I come across the following paragraph from the article *Reminiscences of
Grothendieck and His
School*, here is from the part of the interview by Luc Illusie,:

"
I was indeed looking for an Atiyah-Singer index
formula in a relative situation. A relative situation
is of course in Grothendieck’s style, so Cartan
immediately saw the point. I was doing something
with Hilbert bundles, complexes of Hilbert bundles
with finite cohomology, and he said, “It reminds me
of something done by Grothendieck, you should
discuss it with him.” I was introduced to him by
the Chinese mathematician Shih Weishu. He was in
Princeton at the time of the Cartan-Schwartz seminar
on the Atiyah-Singer formula; there had been a
parallel seminar, directed by Palais. We had worked
together a little bit on some characteristic classes.
And then he visited the IHÉS. He was friendly with
Grothendieck and proposed to introduce me.

So, one day at two o’clock I went to meet
Grothendieck at the IHÉS, at his office, which is
now, I think, one of the offices of the secretaries.
The meeting was in the sitting room which was
adjacent to it. I tried to explain what I was doing.
Then Grothendieck abruptly showed me some
naïve commutative diagram and said, “**It’s not leading
anywhere.

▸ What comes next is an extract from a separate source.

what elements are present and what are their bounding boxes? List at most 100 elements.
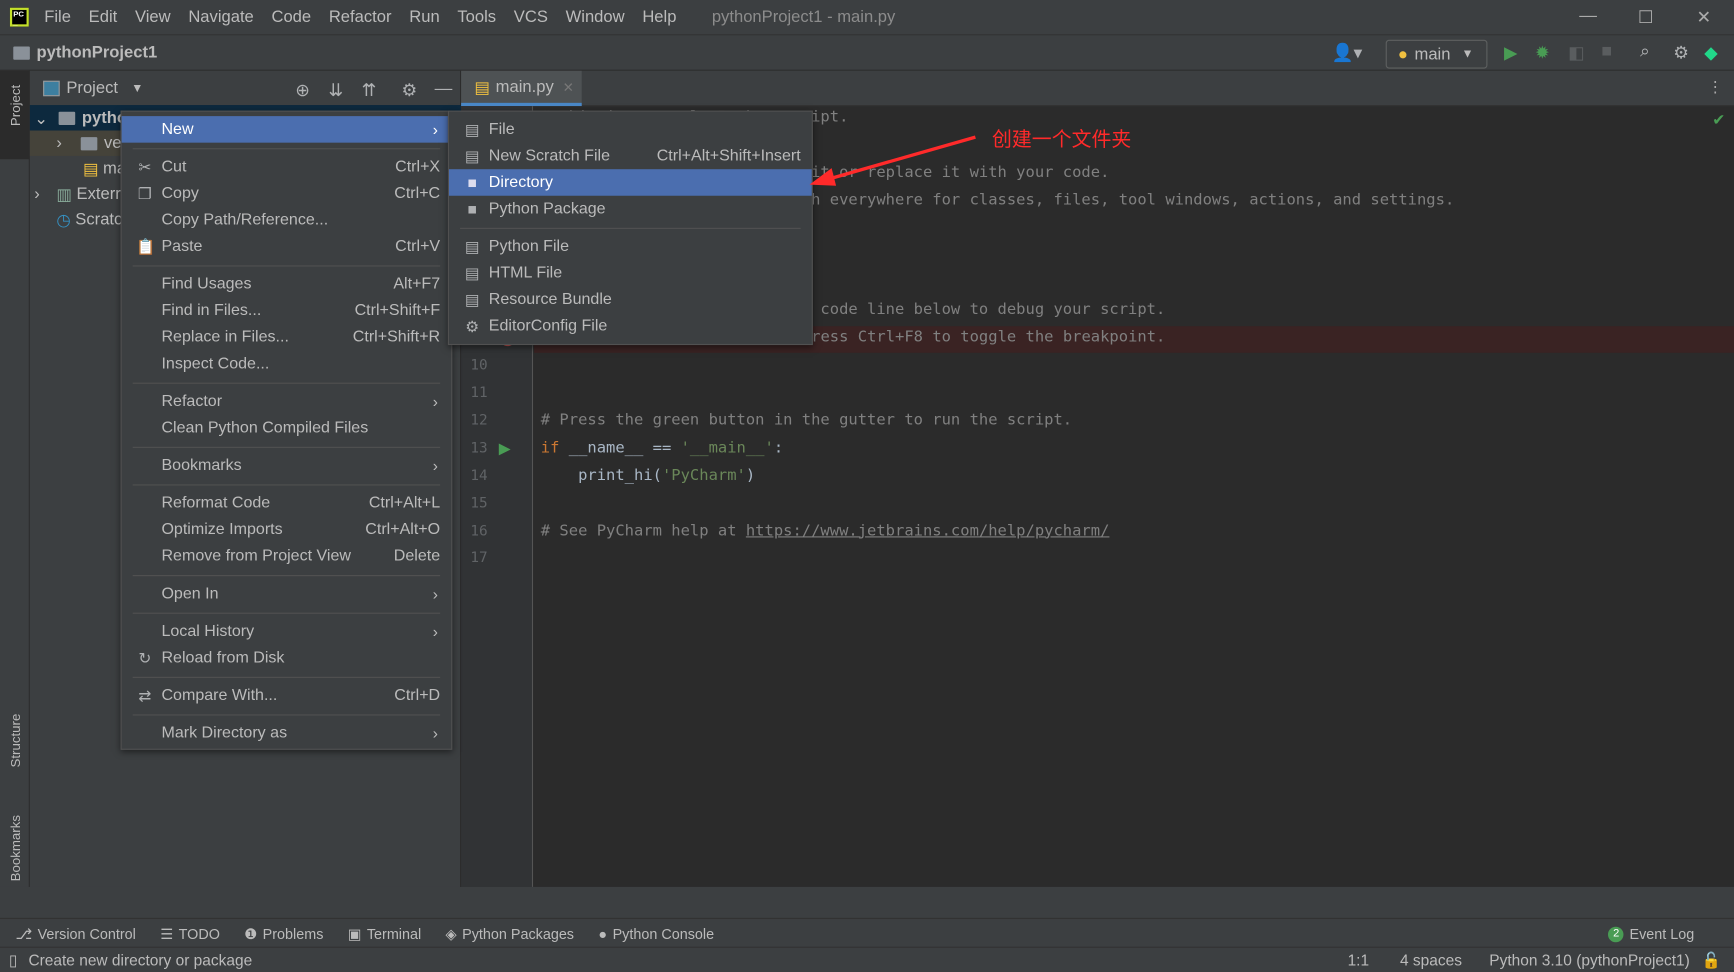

Let me explain to you some ideas I
have.**” Then he made a long speech about finiteness
conditions in derived categories. I didn’t know anything
about derived categories! “**It’s not complexes
of Hilbert bundles you should consider. Instead,
you should work with ringed spaces and pseudocoherent
complexes of finite tor-dimension.**”
…(laughter)…It looked very complicated. But what
he explained to me then eventually proved useful
in defining what I wanted. I took notes but couldn’t
understand much.
"

Can someone explain why Atiyah-Singer index formula should be related to **ringed spaces and pseudocoherent
complexes of finite tor-dimension**? I know the definition of locally ringed spaces (from Hartshrone), but I do not know what is "pseudocoherent
complexes of finite tor-dimension" and how does it relate to the index theorem. This approach, as far as I know, is also absent from other discussions in literature (like the heat-kernel proof and the K-theory proof).